Look up the review checklist, drafting standards, and policy metadata for a document type. Supports fuzzy matching — "NDA", "non-disclosure", and "nda" all resolve to a Non-Disclosure Agreement template.

validate_dcp_header

Validate a DCP block. Pass the text of a document's DCP block (with or without delimiters). Returns errors, warnings, and all parsed fields.

check_policy_freshness

Check whether a document's embedded policy version is still current. Pass the document type and the Policy Version from the document's DCP block. Returns whether the version matches, days since last update, and a human-readable message.

list_available_policies

List all available document types with their current version and last-updated date. Useful for AI clients to orient themselves on first connection.

generate_dcp_block

Generate a pre-populated DCP block for a document type, extracted from the matching template. Use this when helping a user create a new document.

Use your own templates

Point TEMPLATES_PATH at any directory of .md or .dcp files containing DCP blocks. The server indexes whatever it finds — your document types, your checklists, your standards.

export TEMPLATES_PATH=/path/to/your/templates
python -m dcp_mcp.server

Templates should have a DCP block at the top of the file. The server extracts the Document Type field to identify each template and parses the review checklist and drafting standards for structured access.

See the DCP specification for block format details and the customization guide for help writing effective checklists and standards.

Configuration

All settings are environment variables. Copy .env.example to .env to set them:

Variable Default Description
TEMPLATES_PATH ../templates Path to your templates directory
DCP_MODE local local or hosted
DCP_SERVER_NAME DCP Policy Server Name shown in MCP clients

A note on compare_to_local_standard

You might expect a tool that takes a document and compares it against the team standard. MCP tools return data to the AI client — they can't invoke the AI themselves. The correct workflow is: the AI calls fetch_policy to get the standard, then performs the gap analysis itself. The DCP-MCP prompt resource (dcp_usage_guide) explains this to connected AI clients.

Team / Hosted Mode (coming soon)

The server is designed so hosted mode is a configuration change, not a rewrite.
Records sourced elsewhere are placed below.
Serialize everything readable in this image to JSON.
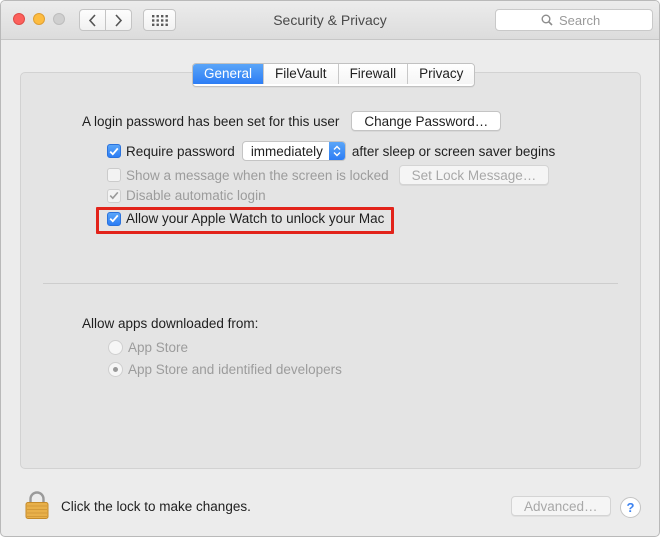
{
  "window": {
    "title": "Security & Privacy",
    "search_placeholder": "Search"
  },
  "icons": {
    "back": "chevron-left-icon",
    "forward": "chevron-right-icon",
    "show_all": "grid-icon",
    "search": "magnifier-icon",
    "lock": "padlock-icon",
    "help": "question-mark-icon"
  },
  "tabs": [
    {
      "label": "General",
      "active": true
    },
    {
      "label": "FileVault",
      "active": false
    },
    {
      "label": "Firewall",
      "active": false
    },
    {
      "label": "Privacy",
      "active": false
    }
  ],
  "general": {
    "login_text": "A login password has been set for this user",
    "change_password_label": "Change Password…",
    "require_password_label": "Require password",
    "require_password_checked": true,
    "require_password_delay": "immediately",
    "require_password_suffix": "after sleep or screen saver begins",
    "show_message_label": "Show a message when the screen is locked",
    "show_message_checked": false,
    "set_lock_message_label": "Set Lock Message…",
    "disable_login_label": "Disable automatic login",
    "disable_login_checked": true,
    "apple_watch_label": "Allow your Apple Watch to unlock your Mac",
    "apple_watch_checked": true
  },
  "downloads": {
    "heading": "Allow apps downloaded from:",
    "options": [
      {
        "label": "App Store",
        "selected": false
      },
      {
        "label": "App Store and identified developers",
        "selected": true
      }
    ]
  },
  "footer": {
    "lock_text": "Click the lock to make changes.",
    "advanced_label": "Advanced…",
    "help_label": "?"
  },
  "colors": {
    "accent": "#2c7df5",
    "highlight_box": "#e2231a",
    "lock_gold": "#e8b04a"
  }
}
The PolicyStore abstraction separates template access from the tool definitions. A future HostedPolicyStore can back the same tools with a central database or API, so all team members connect to one authoritative policy source.

Running tests

pip install -e ".[dev]"
python -m pytest tests/ -v

Tests use synthetic templates in temporary directories. No dependency on the actual templates or the DCP repo structure.